Put it this way, if SLEDGE HAMMER did not have such a profound effect on me, the NZ POLICE may not hate me as much….
.^^ OLD SKOOL GAMEPLAY..
Today was spent doing court imposed community work for an event that found me guilty of something very debatable and arguable.
I am kind of fed up with this situation.
This person (MM, coz she eats so many MM’s) says shit, the police believe her, and I end up in a pile of shit.
She is now saying that I have been drugging girls,
dragging them home and raping them whilst they sleep.
Some people probably believe her. According to her “everyone knows what you [I] are”… She then listed specifically the good people at some mental health trusts (Kites), the District Health Board (CCDHB) and the Wellington Benefit Rights Service (as paid for by Sue Bradford, GREEN MP, Wellington….)
But, bugger them with a large pitchfork, the police don’t.
Once I heard the news of this latest ill gotten rumour, I raced straight to the police.
Walking into the major central police station and demanding they take my photos, take my DNA, and show my photo to every single woman whom has complained of any form of sexual assault in the last fourty years in New Zealand is probably worthy of writing about in more detail.

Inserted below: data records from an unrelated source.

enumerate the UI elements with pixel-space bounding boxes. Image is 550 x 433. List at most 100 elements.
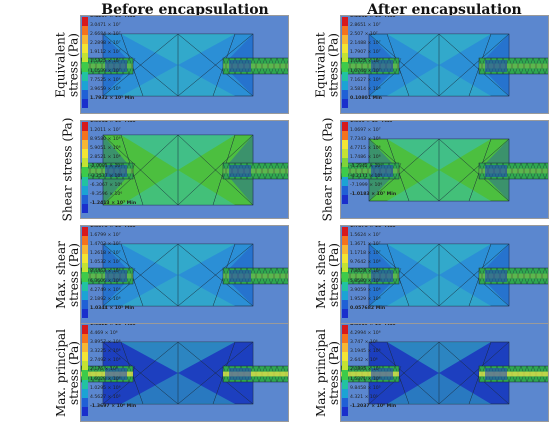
legend-value: 2.642 × 10⁶ [350,358,378,364]
legend-value: 3.2232 × 10⁷ Max [350,15,396,19]
row-label-1-after: Equivalent stress (Pa) [314,15,341,114]
legend-swatch [82,194,88,204]
legend-value: 0.10801 Min [350,95,382,101]
legend-swatch [82,370,88,380]
legend-value: 1.7376 × 10⁷ Max [350,225,396,229]
row-label-3-after: Max. shear stress (Pa) [314,225,341,324]
legend-value: 4.7715 × 10⁶ [350,146,381,152]
legend-entry: 1.0295 × 10⁶ [82,386,146,398]
color-legend: 1.5064 × 10⁷ Max 1.2011 × 10⁷ 8.9580 × 10⁶… [82,121,146,213]
legend-swatch [82,131,88,141]
row-label-1-before: Equivalent stress (Pa) [54,15,81,114]
legend-entry: 2.7492 × 10⁶ [82,358,146,371]
legend-swatch [82,272,88,282]
legend-entry: 1.5371 × 10⁶ [342,376,406,389]
legend-value: 1.0697 × 10⁷ [350,128,381,134]
legend-value: 7.7525 × 10⁶ [90,77,121,83]
legend-swatch [342,185,348,195]
fea-panel-before-4: 1.0422 × 10⁷ Max 4.469 × 10⁶ 3.8957 × 10⁶ 3… [80,323,289,422]
legend-swatch [82,203,88,213]
legend-entry: 1.9529 × 10⁶ [342,296,406,309]
legend-value: -6.3067 × 10⁶ [90,182,123,188]
legend-swatch [82,263,88,273]
legend-entry: -1.2413 × 10⁷ Min [82,201,146,213]
legend-value: 1.9529 × 10⁶ [350,296,381,302]
legend-entry: 1.5064 × 10⁷ Max [82,121,146,132]
legend-entry: 1.1718 × 10⁷ [342,251,406,264]
row-label-2-before: Shear stress (Pa) [58,117,78,222]
legend-swatch [342,272,348,282]
legend-swatch [82,71,88,81]
color-legend: 1.8075 × 10⁷ Max 1.6799 × 10⁷ 1.4703 × 10⁷… [82,225,146,318]
legend-value: 1.2011 × 10⁷ [90,128,121,134]
row-label-text: Equivalent stress (Pa) [314,32,341,97]
legend-swatch [82,254,88,264]
legend-swatch [342,281,348,291]
color-legend: 1.0422 × 10⁷ Max 4.469 × 10⁶ 3.8957 × 10⁶ 3… [82,324,146,416]
legend-entry: 1.4703 × 10⁷ [82,242,146,255]
legend-entry: 2.0895 × 10⁶ [342,367,406,380]
legend-value: -2.0081 × 10⁵ [90,164,123,170]
legend-entry: 7.7525 × 10⁶ [82,77,146,90]
legend-swatch [82,379,88,389]
legend-swatch [82,62,88,72]
legend-value: 0.057682 Min [350,305,386,311]
legend-swatch [342,299,348,309]
legend-value: 9.7642 × 10⁶ [350,260,381,266]
legend-value: 2.0895 × 10⁶ [350,367,381,373]
legend-swatch [82,236,88,246]
legend-swatch [342,245,348,255]
legend-swatch [82,17,88,27]
legend-value: 3.0471 × 10⁷ [90,23,121,29]
legend-swatch [82,26,88,36]
legend-swatch [82,53,88,63]
row-label-line: Shear stress (Pa) [320,117,335,222]
legend-swatch [82,388,88,398]
legend-swatch [342,194,348,204]
legend-entry: 2.1892 × 10⁶ [82,297,146,309]
legend-value: 1.5371 × 10⁶ [350,376,381,382]
legend-swatch [82,140,88,150]
legend-entry: -1.2037 × 10⁶ Min [342,404,406,416]
legend-value: 2.6684 × 10⁷ [90,32,121,38]
legend-swatch [82,227,88,237]
legend-value: 1.0744 × 10⁷ [350,68,381,74]
legend-swatch [342,131,348,141]
legend-swatch [82,343,88,353]
legend-entry: 2.8651 × 10⁷ [342,23,406,36]
legend-entry: -2.0081 × 10⁵ [82,164,146,177]
legend-entry: 1.3671 × 10⁷ [342,242,406,255]
fea-panel-after-1: 3.2232 × 10⁷ Max 2.8651 × 10⁷ 2.507 × 10⁷ 2… [340,15,549,114]
legend-value: 2.8521 × 10⁶ [90,155,121,161]
legend-entry: 8.4463 × 10⁶ [82,269,146,282]
legend-entry: 3.8957 × 10⁶ [82,340,146,353]
column-title-before: Before encapsulation [101,2,269,18]
legend-entry: 3.1945 × 10⁶ [342,349,406,362]
legend-swatch [342,334,348,344]
row-label-line: Shear stress (Pa) [60,117,75,222]
legend-swatch [342,62,348,72]
legend-value: -1.2342 × 10⁶ [350,164,383,170]
row-label-text: Equivalent stress (Pa) [54,32,81,97]
legend-swatch [342,17,348,27]
row-label-text: Max. shear stress (Pa) [314,241,341,309]
legend-value: 1.2618 × 10⁷ [90,251,121,257]
legend-value: 4.5627 × 10⁵ [90,394,121,400]
legend-swatch [342,406,348,416]
legend-entry: 1.0697 × 10⁷ [342,128,406,141]
legend-entry: 1.9112 × 10⁷ [82,50,146,63]
legend-swatch [82,185,88,195]
color-legend: 1.7376 × 10⁷ Max 1.5624 × 10⁷ 1.3671 × 10⁷… [342,225,406,318]
legend-value: 1.8075 × 10⁷ Max [90,225,136,229]
legend-entry: -1.3697 × 10⁶ Min [82,403,146,416]
legend-entry: 4.8019 × 10⁷ Max [342,324,406,335]
legend-value: 8.4463 × 10⁶ [90,269,121,275]
legend-swatch [342,308,348,318]
legend-entry: 1.6028 × 10⁶ [82,377,146,389]
legend-swatch [342,370,348,380]
legend-value: -1.3697 × 10⁶ Min [90,403,137,409]
row-label-4-after: Max. principal stress (Pa) [314,323,341,422]
legend-swatch [342,343,348,353]
legend-value: 2.8651 × 10⁷ [350,23,381,29]
legend-swatch [82,98,88,108]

I demanded to be prosecuted to the extent of the law.
After an hour of this, the police woman whom had taken me into a private room (sexual crimes of this nature are, quite rightly, frowned upon) basically got fed up and kicked me out.

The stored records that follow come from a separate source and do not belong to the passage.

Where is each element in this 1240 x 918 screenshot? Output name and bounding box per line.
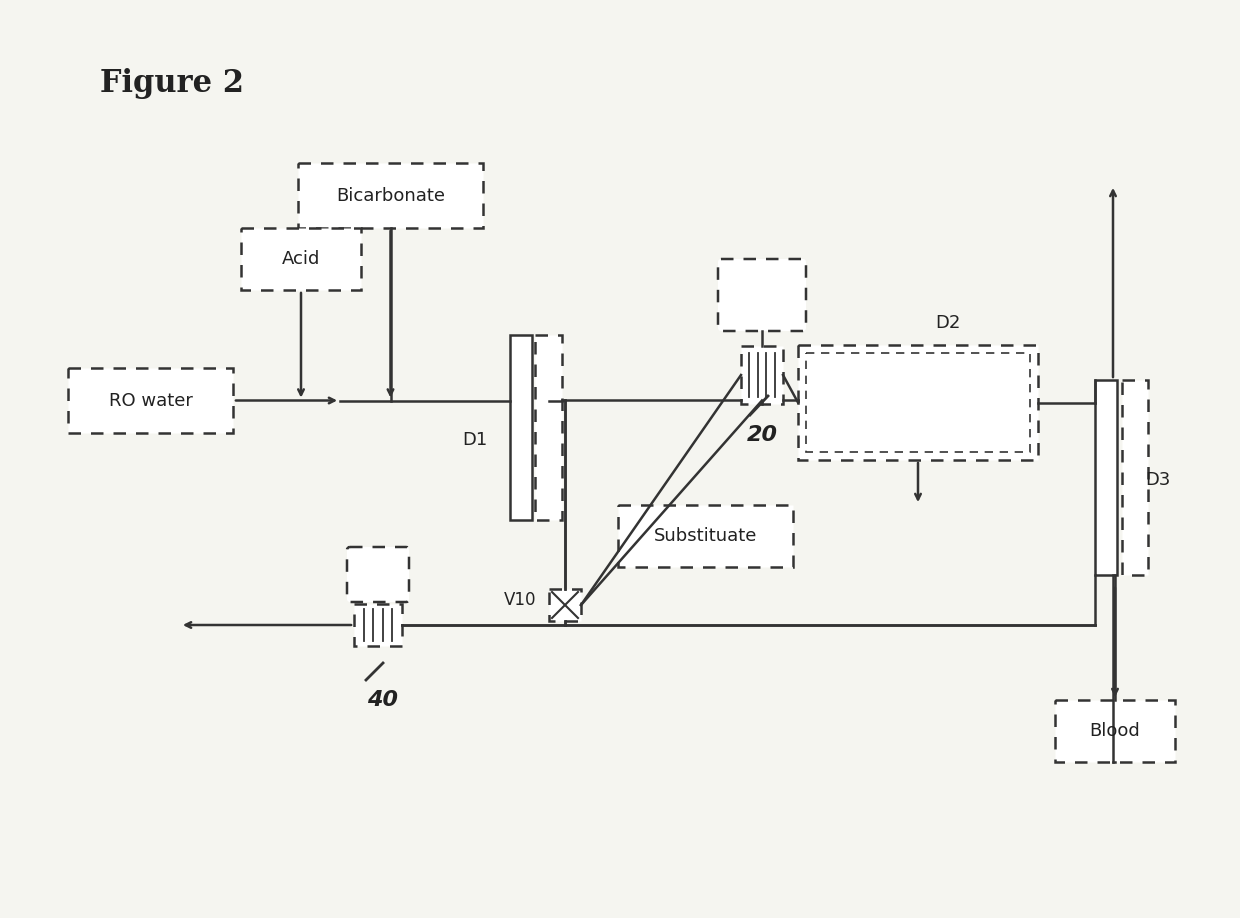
Text: Figure 2: Figure 2 [100, 68, 244, 99]
Bar [799, 345, 1038, 460]
Bar [510, 335, 532, 520]
Text: Blood: Blood [1090, 722, 1141, 740]
Text: V10: V10 [503, 591, 536, 609]
Bar [1055, 700, 1176, 762]
Text: D2: D2 [935, 314, 961, 332]
Text: Acid: Acid [281, 250, 320, 268]
Text: D3: D3 [1146, 471, 1171, 489]
Bar [549, 589, 582, 621]
Bar [298, 163, 484, 228]
Bar [241, 228, 361, 290]
Bar [1095, 380, 1117, 575]
Bar [534, 335, 562, 520]
Bar [618, 505, 794, 567]
Bar [68, 368, 233, 433]
Text: RO water: RO water [109, 391, 192, 409]
Bar [806, 353, 1030, 452]
Text: 20: 20 [746, 425, 777, 445]
Bar [742, 346, 782, 404]
Text: D1: D1 [463, 431, 487, 449]
Text: Bicarbonate: Bicarbonate [336, 186, 445, 205]
Text: Substituate: Substituate [653, 527, 758, 545]
Text: 40: 40 [367, 690, 398, 710]
FancyBboxPatch shape [347, 547, 409, 602]
Bar [1122, 380, 1148, 575]
FancyBboxPatch shape [718, 259, 806, 331]
Bar [353, 604, 402, 646]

FUCKEN USELESS. Really did try to get arrested for this.
I think I may hand myself in to Rosie Edwards, Clarissa, John and Tom at the CCDHBDSM. Obviously I am falling asleep at night, turning into Mr Hyde, and having my way with the late nite party goers of Wellington.
If anyone has seen me in bars in the wee hours, please phone police straight away.
For I don’t drink, smoke or have any stupefying drugs.
Although, given the state of these affairs, I may just take the drugs.